His residency taught him to balance multiple things at once, such as working two jobs, completing the residency and finding time for his personal life.
“Being an artist is a way of life you choose to partake in,” he said.
Sarmiento, who wrote the poetry book “Hidden in Plain Sight,” said poetry is another part of his creative practice.
“I feel like no matter where I go, I always have this home to go back to,” he said. “Right now it’s a physical place, but it’s really always about my family and friends and the grounding I have.”
Poellnitz said her Hill Street team has formed a relationship with the artists through their residency.
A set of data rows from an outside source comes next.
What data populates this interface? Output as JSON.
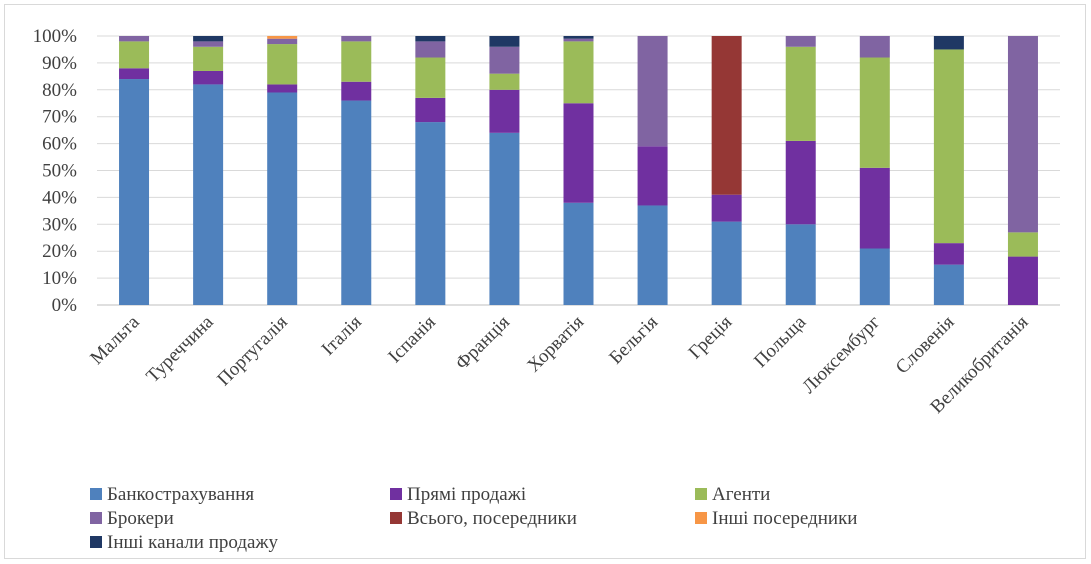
{
  "chart_data": {
    "type": "bar",
    "stacked": true,
    "percent": true,
    "categories": [
      "Мальта",
      "Туреччина",
      "Португалія",
      "Італія",
      "Іспанія",
      "Франція",
      "Хорватія",
      "Бельгія",
      "Греція",
      "Польща",
      "Люксембург",
      "Словенія",
      "Великобританія"
    ],
    "yticks": [
      "0%",
      "10%",
      "20%",
      "30%",
      "40%",
      "50%",
      "60%",
      "70%",
      "80%",
      "90%",
      "100%"
    ],
    "ylim": [
      0,
      100
    ],
    "grid": true,
    "legend_position": "bottom",
    "series": [
      {
        "name": "Банкострахування",
        "color": "#4f81bd",
        "values": [
          84,
          82,
          79,
          76,
          68,
          64,
          38,
          37,
          31,
          30,
          21,
          15,
          0
        ]
      },
      {
        "name": "Прямі продажі",
        "color": "#7030a0",
        "values": [
          4,
          5,
          3,
          7,
          9,
          16,
          37,
          22,
          10,
          31,
          30,
          8,
          18
        ]
      },
      {
        "name": "Агенти",
        "color": "#9bbb59",
        "values": [
          10,
          9,
          15,
          15,
          15,
          6,
          23,
          0,
          0,
          35,
          41,
          72,
          9
        ]
      },
      {
        "name": "Брокери",
        "color": "#8064a2",
        "values": [
          2,
          2,
          2,
          2,
          6,
          10,
          1,
          41,
          0,
          4,
          8,
          0,
          73
        ]
      },
      {
        "name": "Всього, посередники",
        "color": "#953735",
        "values": [
          0,
          0,
          0,
          0,
          0,
          0,
          0,
          0,
          59,
          0,
          0,
          0,
          0
        ]
      },
      {
        "name": "Інші посередники",
        "color": "#f79646",
        "values": [
          0,
          0,
          1,
          0,
          0,
          0,
          0,
          0,
          0,
          0,
          0,
          0,
          0
        ]
      },
      {
        "name": "Інші канали продажу",
        "color": "#1f3864",
        "values": [
          0,
          2,
          0,
          0,
          2,
          4,
          1,
          0,
          0,
          0,
          0,
          5,
          0
        ]
      }
    ]
  }
}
“Gracie is intelligent, she has ambition and drive,” Poellnitz said. “In the beginning, she was insecure in her messaging, but now she is very confident in her work and her identity and celebrating her mixed race.”
Poellnitz added that watching Sarmiento and his work grow through the process is “phenomenal.”
“He’s becoming experimental,” she said. “Knowing that he can do more than where he started is a beautiful thing.”
Gaby Quevedo, associate director for creative programs for Arts District Liberty Station, said the “All the Places We Belong” exhibit, which opened in February, “is amazing and the public is receiving it very, very well.”
“Struggling and embracing identity and struggling with it again is very relevant to current topics,” Guevedo said. “I think we got so lucky with these two artists and all of our artists. They are such beautiful people, such a delight to work with. Both are very community-minded and both are very good human beings.”
Moon and Sarmiento occupied the Emerging Artist studio through December. The new residents are Amanda DiGiovanni and Helena Westra, who will be there through June.
DiGiovanni is a multimedia artist focusing on sculpture, performance and photography. Her work explores profound reflections on human existence.
Westra is known for her earth-based sculptures and land art. Her work encourages introspection and a grounded, meditative experience.